Потом пришла директриса. Начала драматично, но на самом взлёте её подрезал лысый мужик, как я понял, отец боксёра. Ляпнул какую-то глупость, и её понесло. Полчаса, не меньше, она двигала мораль о том, что драться плохо, и только потом перешла к конкретике. Всё, что говорилось, было в общих чертах предсказуемо. Правда, надо отдать должное директрисе, поначалу она не валила всё бездумно на меня одного, а пыталась найти червоточину и в одноклассничках. Впрочем, это «должное» не так уж велико, потому что стоило выскочке открыть рот, и всё – попытка докопаться до истины умерла в зародыше. Директриса сразу же повелась на её пафосные речи, где меня выставили монстром, извергом и мучителем бедных несчастных пацанчиков. Их назвали жертвами, и они скромно потупили глазки. Ни один даже не поморщился. По мне, так пусть уж лучше козлом отпущения делают, чем жертвой назовут.
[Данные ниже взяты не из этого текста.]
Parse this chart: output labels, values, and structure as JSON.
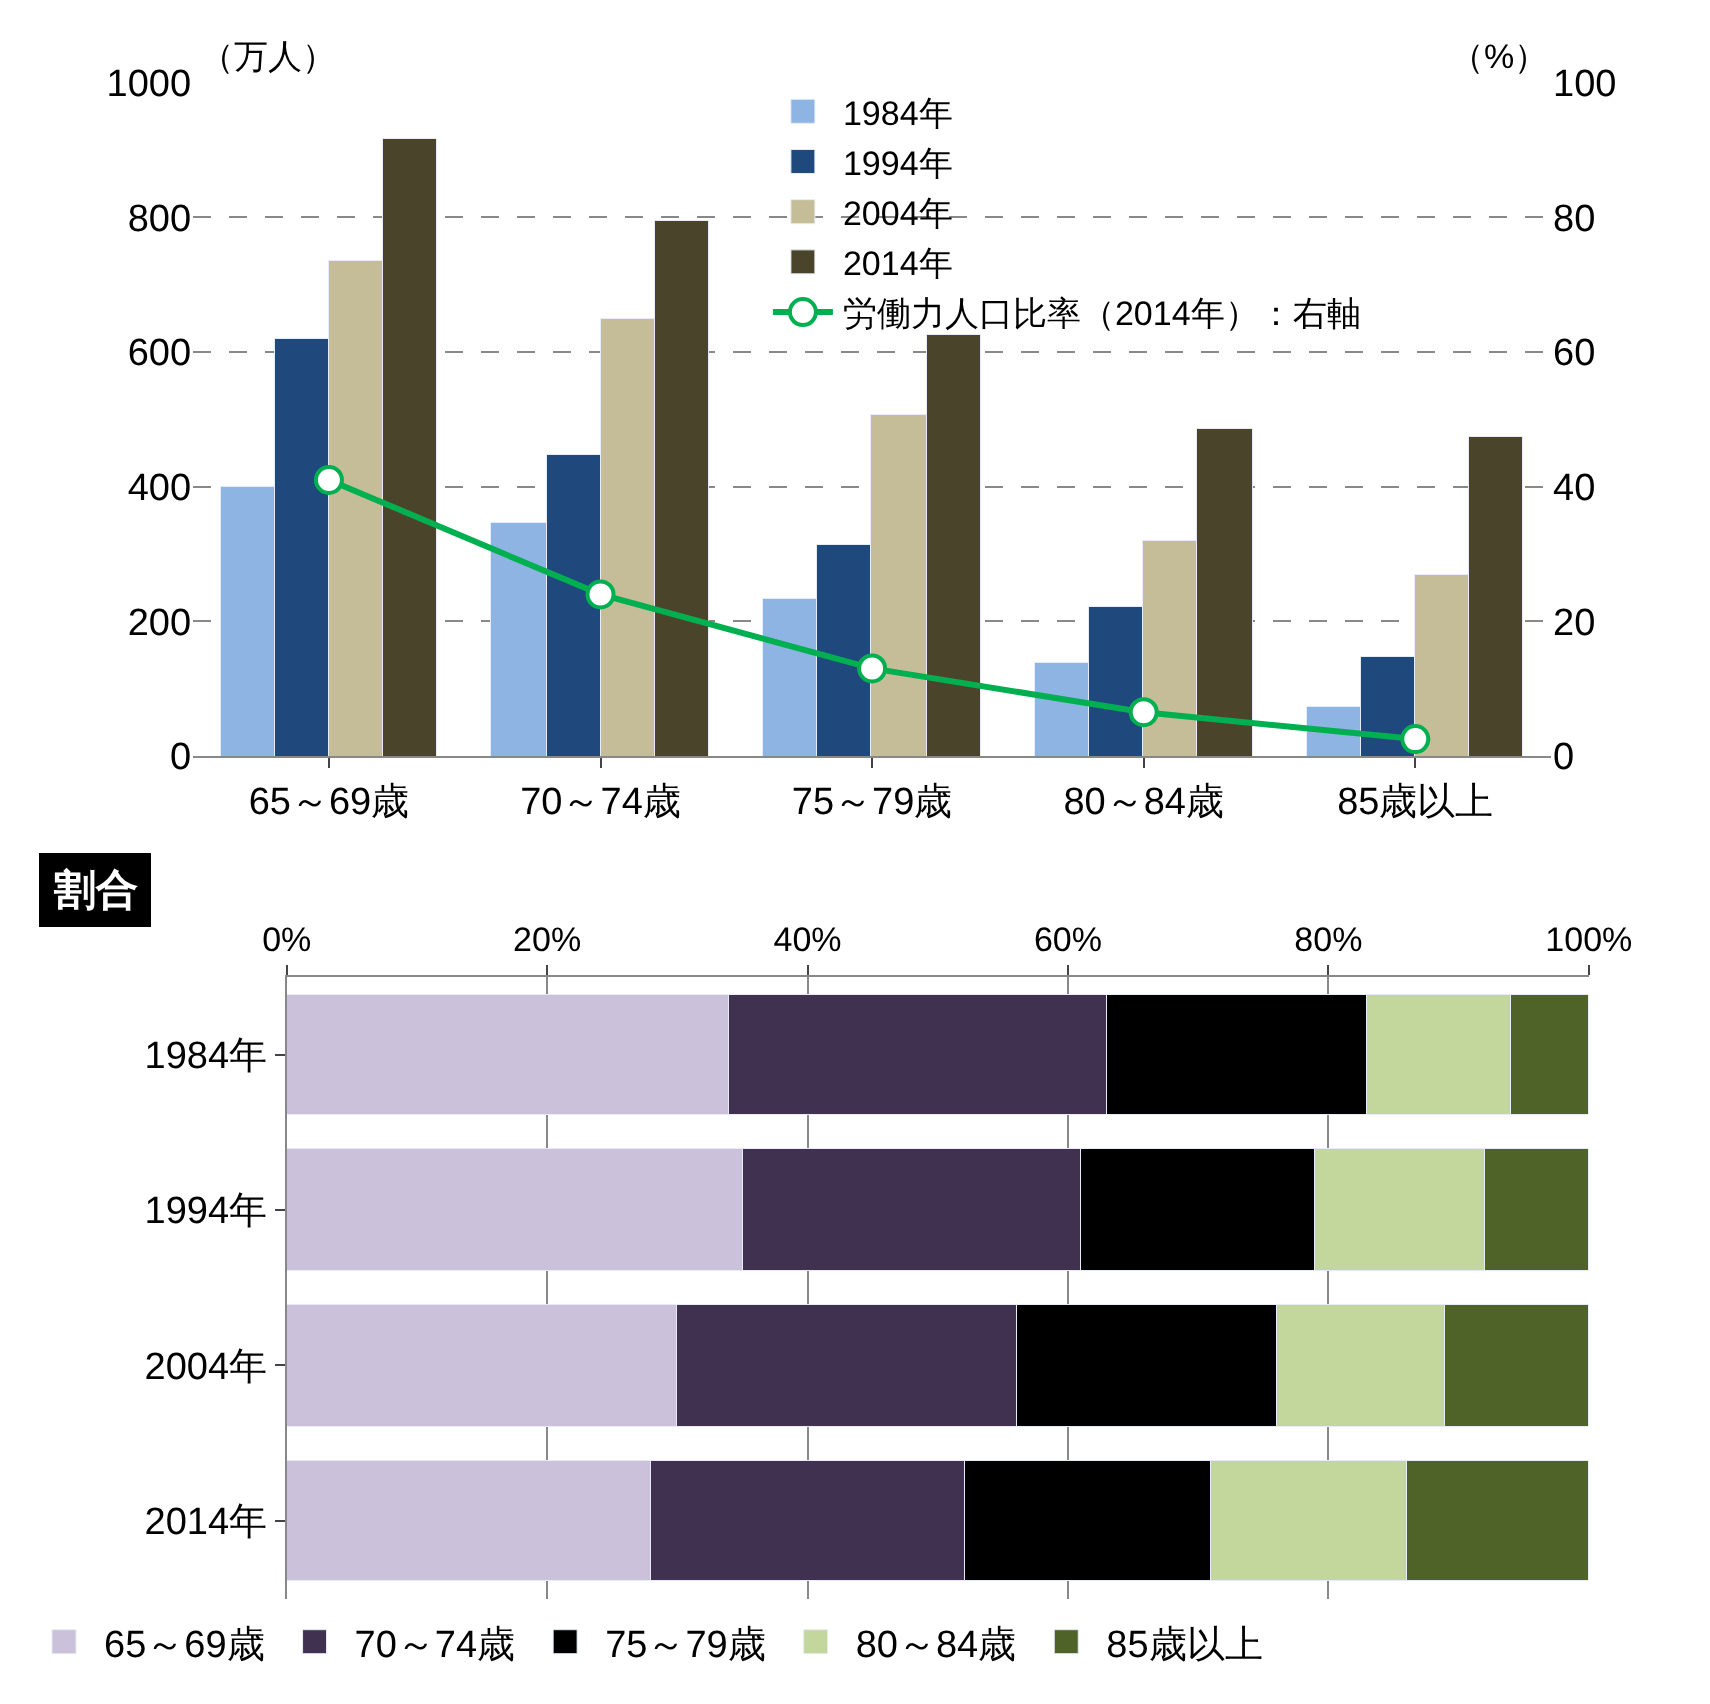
{
  "chart_data": [
    {
      "type": "bar",
      "ylabel": "（万人）",
      "y2label": "（%）",
      "categories": [
        "65～69歳",
        "70～74歳",
        "75～79歳",
        "80～84歳",
        "85歳以上"
      ],
      "series": [
        {
          "name": "1984年",
          "color": "#8eb4e3",
          "values": [
            400,
            347,
            233,
            137,
            73
          ]
        },
        {
          "name": "1994年",
          "color": "#1f497d",
          "values": [
            620,
            448,
            313,
            222,
            147
          ]
        },
        {
          "name": "2004年",
          "color": "#c4bd97",
          "values": [
            735,
            648,
            507,
            320,
            270
          ]
        },
        {
          "name": "2014年",
          "color": "#4a452a",
          "values": [
            918,
            795,
            627,
            487,
            475
          ]
        },
        {
          "name": "労働力人口比率（2014年）：右軸",
          "type": "line",
          "axis": "y2",
          "color": "#00b050",
          "marker": "circle",
          "values": [
            41,
            24,
            13,
            6.5,
            2.5
          ]
        }
      ],
      "ylim": [
        0,
        1000
      ],
      "yticks": [
        0,
        200,
        400,
        600,
        800,
        1000
      ],
      "y2lim": [
        0,
        100
      ],
      "y2ticks": [
        0,
        20,
        40,
        60,
        80,
        100
      ],
      "grid": "y",
      "legend": "top"
    },
    {
      "type": "bar",
      "title": "割合",
      "orientation": "horizontal",
      "stacked": true,
      "categories": [
        "1984年",
        "1994年",
        "2004年",
        "2014年"
      ],
      "series": [
        {
          "name": "65～69歳",
          "color": "#ccc1da",
          "values": [
            34,
            35,
            30,
            28
          ]
        },
        {
          "name": "70～74歳",
          "color": "#403151",
          "values": [
            29,
            26,
            26,
            24
          ]
        },
        {
          "name": "75～79歳",
          "color": "#000000",
          "values": [
            20,
            18,
            20,
            19
          ]
        },
        {
          "name": "80～84歳",
          "color": "#c3d69b",
          "values": [
            11,
            13,
            13,
            15
          ]
        },
        {
          "name": "85歳以上",
          "color": "#4f6228",
          "values": [
            6,
            8,
            11,
            14
          ]
        }
      ],
      "xlim": [
        0,
        100
      ],
      "xticks": [
        {
          "value": 0,
          "label": "0%"
        },
        {
          "value": 20,
          "label": "20%"
        },
        {
          "value": 40,
          "label": "40%"
        },
        {
          "value": 60,
          "label": "60%"
        },
        {
          "value": 80,
          "label": "80%"
        },
        {
          "value": 100,
          "label": "100%"
        }
      ],
      "grid": "x",
      "legend": "bottom"
    }
  ]
}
Навешали на меня всё что можно. Даже припомнили, как я на истории высказался по поводу Столыпина, мол, этим оскорбил весь класс и учителя. Тот случай, когда я Тане нагрубил в спортзале, тоже приплели, опять же, в своей интерпретации: мол, ударил её, даже вырубил. И завертелось. Директриса метала молнии. Предки хомячков тоже вошли в раж. Особенно отец боксёра. Уж и в колонию меня отправили. Я почувствовал, как вздрогнула и напряглась бабка, бедная. За неё, конечно, переживал – наслушается этих воплей, откачивай потом.

И вдруг посреди этого гвалта поднялась Таня и выпалила всё. Без утайки. Как было. Говорит, а саму потряхивает от напряжения. В лице – ни кровинки. Глазища пылают. Я залюбовался просто. Было в ней в этот момент что-то безумно притягательное. Но это так, к слову. Главное же, никто не ожидал, что она выступит с таким заявлением, потому все обомлели. Да я и сам был поражён до самого дна души. Не хочется повторять, какие ей «достоинства» приписывал, какие гадости про неё думал, а она…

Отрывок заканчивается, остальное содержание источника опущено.